Can a moldy window air conditioner make you sick?

It can affect how you feel. The CDC links mold exposure to stuffy nose, coughing, wheezing, and itchy eyes, and the effects are stronger for people with asthma or mold allergies. A moldy AC is a special case because the fan blows spores right at you while you sleep or sit nearby. Clean or replace the unit, and talk to a licensed physician about any symptoms that persist.

Should I throw away a window air conditioner with mold in it?

It depends on where the mold is. Spots on the filter, louvers, or drain pan clean up fine. Mold on the foam insulation inside is different. Foam can't be scrubbed clean, so the foam has to be replaced, and on many units that's not practical. If mold coats the blower wheel or the inside of the housing, or the unit is old and cheap, replacement is usually the smarter move.
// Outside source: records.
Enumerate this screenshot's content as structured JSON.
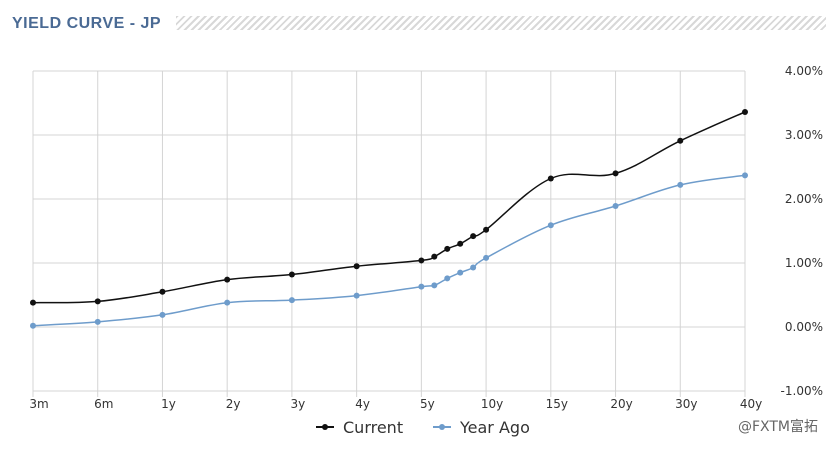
{
  "page": {
    "title": "YIELD CURVE - JP"
  },
  "watermark": "@FXTM富拓",
  "colors": {
    "current": "#111111",
    "year_ago": "#6e9ccb",
    "grid": "#d4d4d4",
    "title": "#4a6a94"
  },
  "chart_data": {
    "type": "line",
    "title": "",
    "xlabel": "",
    "ylabel": "",
    "ylim": [
      -1,
      4
    ],
    "y_ticks": [
      -1,
      0,
      1,
      2,
      3,
      4
    ],
    "y_tick_labels": [
      "-1.00%",
      "0.00%",
      "1.00%",
      "2.00%",
      "3.00%",
      "4.00%"
    ],
    "x_ticks": [
      {
        "label": "3m",
        "years": 0.25
      },
      {
        "label": "6m",
        "years": 0.5
      },
      {
        "label": "1y",
        "years": 1
      },
      {
        "label": "2y",
        "years": 2
      },
      {
        "label": "3y",
        "years": 3
      },
      {
        "label": "4y",
        "years": 4
      },
      {
        "label": "5y",
        "years": 5
      },
      {
        "label": "10y",
        "years": 10
      },
      {
        "label": "15y",
        "years": 15
      },
      {
        "label": "20y",
        "years": 20
      },
      {
        "label": "30y",
        "years": 30
      },
      {
        "label": "40y",
        "years": 40
      }
    ],
    "grid": true,
    "legend_position": "bottom-center",
    "series": [
      {
        "name": "Current",
        "points": [
          {
            "x": 0.25,
            "y": 0.38
          },
          {
            "x": 0.5,
            "y": 0.4
          },
          {
            "x": 1,
            "y": 0.55
          },
          {
            "x": 2,
            "y": 0.74
          },
          {
            "x": 3,
            "y": 0.82
          },
          {
            "x": 4,
            "y": 0.95
          },
          {
            "x": 5,
            "y": 1.04
          },
          {
            "x": 6,
            "y": 1.1
          },
          {
            "x": 7,
            "y": 1.22
          },
          {
            "x": 8,
            "y": 1.3
          },
          {
            "x": 9,
            "y": 1.42
          },
          {
            "x": 10,
            "y": 1.52
          },
          {
            "x": 15,
            "y": 2.32
          },
          {
            "x": 20,
            "y": 2.4
          },
          {
            "x": 30,
            "y": 2.91
          },
          {
            "x": 40,
            "y": 3.36
          }
        ]
      },
      {
        "name": "Year Ago",
        "points": [
          {
            "x": 0.25,
            "y": 0.02
          },
          {
            "x": 0.5,
            "y": 0.08
          },
          {
            "x": 1,
            "y": 0.19
          },
          {
            "x": 2,
            "y": 0.38
          },
          {
            "x": 3,
            "y": 0.42
          },
          {
            "x": 4,
            "y": 0.49
          },
          {
            "x": 5,
            "y": 0.63
          },
          {
            "x": 6,
            "y": 0.65
          },
          {
            "x": 7,
            "y": 0.76
          },
          {
            "x": 8,
            "y": 0.85
          },
          {
            "x": 9,
            "y": 0.93
          },
          {
            "x": 10,
            "y": 1.08
          },
          {
            "x": 15,
            "y": 1.59
          },
          {
            "x": 20,
            "y": 1.89
          },
          {
            "x": 30,
            "y": 2.22
          },
          {
            "x": 40,
            "y": 2.37
          }
        ]
      }
    ]
  }
}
How do I keep mold from growing back in my window AC?

Dry the inside before it sits. Run fan-only mode for 30 to 60 minutes after cooling so the coils dry out instead of sitting wet. Check that the unit tilts slightly toward the outside so the drain pan empties. Clean or rinse the filter monthly during the season. Before winter storage, run the fan until everything is dry and store the unit in a dry indoor spot, never a damp basement floor.